We are given a cubic polynomial as,

  • p(x) = ax³ + bx² + cx + d

Let α, β and λ be the zeroes of this polynomial, then we have to find the value of,

  • 1/α + 1/β + 1/λ

Looking at the expression, we can say that we have to find the sum of the reciprocals of the zeroes but we can't find them as the coefficients are in variable. So, Let's simplify the expression:

⇒ 1/α + 1/β + 1/λ

⇒ (βλ + λα + αβ)/(αβλ)

⇒ (αβ + βλ + λα) / (αβλ) ...(i)

Now, The impossible looking expression is expressed in the form of Sum of products of two roots and product of the three roots. Now, we need to find these.

As we know, The sum of products of two roots is given by:

⇒ αβ + βλ + λα = (Coefficient of x) / (Coefficient of x³)

αβ + βλ + λα = c/a ...(ii)

Also, Product of all the three roots is given by:

⇒ αβλ = -(Constant term) / (Coefficient of x³)

αβλ = -d / a ...(iii)

Substituting the values in eq.(i) from eq.(ii) and eq.(iii) , we get

⇒ (c/a) / (- d/a)

⇒ c/a × - a/d

- c/d

Hence, The value of the expression 1/α + 1/β + 1/λ is -c/d.

Answered by MrImpeccable
107

ANSWER:

Given:

  • α, β and γ are zeroes of polynomial, p(x) = ax³ + bx² + cx + d.

To Find:

  • Value of 1/α + 1/β + 1/γ

Solution:

We are given a polynomial p(x) = ax³ + bx² + cx + d.

The zeroes of p(x) are α, β and γ.

So,

Sum of zeroes taken 2 at a time = (coefficient of x)/(coefficient of x³)

Sum of zeroes taken 2 at a time = (c)/(a) --------(1)

Product of zeroes = (constant)/(coefficient of x³)

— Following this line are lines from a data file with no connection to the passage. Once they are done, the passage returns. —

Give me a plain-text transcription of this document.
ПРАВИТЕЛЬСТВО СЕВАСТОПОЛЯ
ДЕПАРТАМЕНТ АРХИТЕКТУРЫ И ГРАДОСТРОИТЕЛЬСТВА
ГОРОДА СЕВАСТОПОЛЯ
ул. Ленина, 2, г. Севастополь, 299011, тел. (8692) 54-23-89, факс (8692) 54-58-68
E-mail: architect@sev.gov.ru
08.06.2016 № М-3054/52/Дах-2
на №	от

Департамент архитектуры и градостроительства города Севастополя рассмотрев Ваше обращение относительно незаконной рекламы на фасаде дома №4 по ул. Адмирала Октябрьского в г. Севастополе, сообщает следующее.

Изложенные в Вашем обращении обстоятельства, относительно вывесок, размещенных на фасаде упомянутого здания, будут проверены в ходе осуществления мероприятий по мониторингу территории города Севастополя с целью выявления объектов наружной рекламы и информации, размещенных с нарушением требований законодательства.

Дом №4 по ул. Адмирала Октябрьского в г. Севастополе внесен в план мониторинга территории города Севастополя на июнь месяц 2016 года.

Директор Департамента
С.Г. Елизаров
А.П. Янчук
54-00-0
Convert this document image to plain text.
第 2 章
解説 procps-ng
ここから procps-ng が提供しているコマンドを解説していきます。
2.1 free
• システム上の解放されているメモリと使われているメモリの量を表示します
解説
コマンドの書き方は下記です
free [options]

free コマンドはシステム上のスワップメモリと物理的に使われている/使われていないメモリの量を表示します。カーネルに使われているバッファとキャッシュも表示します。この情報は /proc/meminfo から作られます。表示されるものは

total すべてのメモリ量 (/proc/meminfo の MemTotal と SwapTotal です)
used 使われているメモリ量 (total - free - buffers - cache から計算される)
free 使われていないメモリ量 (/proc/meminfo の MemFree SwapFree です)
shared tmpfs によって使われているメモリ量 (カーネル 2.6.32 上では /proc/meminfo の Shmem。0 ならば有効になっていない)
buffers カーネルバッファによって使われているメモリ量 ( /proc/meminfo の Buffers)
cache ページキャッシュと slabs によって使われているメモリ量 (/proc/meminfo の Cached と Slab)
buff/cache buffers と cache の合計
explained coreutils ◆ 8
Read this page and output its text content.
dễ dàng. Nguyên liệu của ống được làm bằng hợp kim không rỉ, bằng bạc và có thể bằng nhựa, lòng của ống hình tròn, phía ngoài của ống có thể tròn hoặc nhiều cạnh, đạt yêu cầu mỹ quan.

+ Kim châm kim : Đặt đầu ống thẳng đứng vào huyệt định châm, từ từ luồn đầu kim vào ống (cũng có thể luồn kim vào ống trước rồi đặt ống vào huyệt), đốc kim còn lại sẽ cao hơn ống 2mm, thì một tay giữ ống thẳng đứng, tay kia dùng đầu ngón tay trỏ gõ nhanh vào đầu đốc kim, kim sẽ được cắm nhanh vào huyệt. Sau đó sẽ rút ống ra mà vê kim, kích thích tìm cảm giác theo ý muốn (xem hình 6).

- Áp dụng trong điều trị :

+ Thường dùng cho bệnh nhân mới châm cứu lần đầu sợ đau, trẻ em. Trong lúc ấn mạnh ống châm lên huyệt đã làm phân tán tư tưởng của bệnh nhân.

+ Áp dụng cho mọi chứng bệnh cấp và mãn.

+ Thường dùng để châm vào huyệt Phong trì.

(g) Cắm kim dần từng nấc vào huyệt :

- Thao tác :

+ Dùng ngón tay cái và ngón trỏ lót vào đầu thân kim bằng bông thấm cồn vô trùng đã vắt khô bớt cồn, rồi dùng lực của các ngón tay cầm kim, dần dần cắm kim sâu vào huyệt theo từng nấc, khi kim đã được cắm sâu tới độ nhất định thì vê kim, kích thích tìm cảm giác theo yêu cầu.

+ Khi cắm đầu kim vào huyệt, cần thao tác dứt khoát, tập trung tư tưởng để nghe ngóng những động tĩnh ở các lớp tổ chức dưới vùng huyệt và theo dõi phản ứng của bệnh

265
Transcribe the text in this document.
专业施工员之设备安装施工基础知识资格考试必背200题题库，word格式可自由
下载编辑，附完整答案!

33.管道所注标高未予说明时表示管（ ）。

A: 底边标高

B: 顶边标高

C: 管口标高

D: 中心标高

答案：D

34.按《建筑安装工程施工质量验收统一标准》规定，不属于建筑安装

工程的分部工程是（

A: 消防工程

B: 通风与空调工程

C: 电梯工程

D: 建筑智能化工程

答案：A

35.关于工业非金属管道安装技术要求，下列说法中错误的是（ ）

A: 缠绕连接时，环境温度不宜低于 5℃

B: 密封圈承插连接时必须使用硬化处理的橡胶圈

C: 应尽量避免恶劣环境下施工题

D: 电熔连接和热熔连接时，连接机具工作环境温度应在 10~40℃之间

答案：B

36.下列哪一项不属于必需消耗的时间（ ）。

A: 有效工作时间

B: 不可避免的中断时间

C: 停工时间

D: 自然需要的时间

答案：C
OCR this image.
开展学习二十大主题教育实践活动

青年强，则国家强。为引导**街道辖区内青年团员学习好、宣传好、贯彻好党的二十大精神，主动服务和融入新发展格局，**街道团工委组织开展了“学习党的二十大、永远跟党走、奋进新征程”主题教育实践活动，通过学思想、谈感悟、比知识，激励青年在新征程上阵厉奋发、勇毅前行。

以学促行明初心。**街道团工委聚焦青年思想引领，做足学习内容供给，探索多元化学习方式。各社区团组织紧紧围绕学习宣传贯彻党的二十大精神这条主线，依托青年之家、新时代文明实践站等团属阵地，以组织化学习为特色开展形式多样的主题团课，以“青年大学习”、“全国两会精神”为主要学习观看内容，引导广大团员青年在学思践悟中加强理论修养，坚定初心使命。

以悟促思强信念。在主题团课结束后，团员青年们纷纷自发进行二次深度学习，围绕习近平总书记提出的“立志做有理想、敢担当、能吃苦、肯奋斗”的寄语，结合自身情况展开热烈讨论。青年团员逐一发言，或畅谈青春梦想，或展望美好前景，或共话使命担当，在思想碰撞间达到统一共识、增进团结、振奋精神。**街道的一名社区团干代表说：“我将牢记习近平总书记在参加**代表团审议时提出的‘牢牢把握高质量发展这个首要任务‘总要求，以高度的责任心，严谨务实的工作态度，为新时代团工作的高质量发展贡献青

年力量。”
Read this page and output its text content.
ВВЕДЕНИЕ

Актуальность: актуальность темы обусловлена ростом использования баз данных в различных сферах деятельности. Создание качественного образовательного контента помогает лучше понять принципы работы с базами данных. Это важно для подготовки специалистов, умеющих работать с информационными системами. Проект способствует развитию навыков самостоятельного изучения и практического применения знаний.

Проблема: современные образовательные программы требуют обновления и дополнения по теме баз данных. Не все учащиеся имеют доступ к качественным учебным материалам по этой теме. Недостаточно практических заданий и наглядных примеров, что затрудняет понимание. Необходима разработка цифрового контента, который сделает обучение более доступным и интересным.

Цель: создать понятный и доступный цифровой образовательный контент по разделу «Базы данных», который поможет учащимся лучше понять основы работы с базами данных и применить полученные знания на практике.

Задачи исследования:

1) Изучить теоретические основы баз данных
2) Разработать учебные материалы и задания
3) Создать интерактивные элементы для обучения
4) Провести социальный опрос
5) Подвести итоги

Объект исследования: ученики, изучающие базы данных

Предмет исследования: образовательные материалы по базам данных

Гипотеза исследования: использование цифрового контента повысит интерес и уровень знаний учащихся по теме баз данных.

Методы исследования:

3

⇒ Product of zeroes = (-d)/(a) --------(2)

Now,

⇒ 1/α + 1/β + 1/γ

Taking LCM,

⇒ 1/α + 1/β + 1/γ = (αβ + βγ + αγ)/(αβγ)

Here,

⇒ (αβ + βγ + αγ) = Sum of zeroes taken 2 at a time.

And,

⇒ (αβγ) = Product of zeroes.

From (1) & (2),

⇒ 1/α + 1/β + 1/γ = (c/a)/(-d/a)

⇒ 1/α + 1/β + 1/γ = (ca/-da)

⇒ 1/α + 1/β + 1/γ = -c/d

So, the value of 1/α + 1/β + 1/γ is -c/d.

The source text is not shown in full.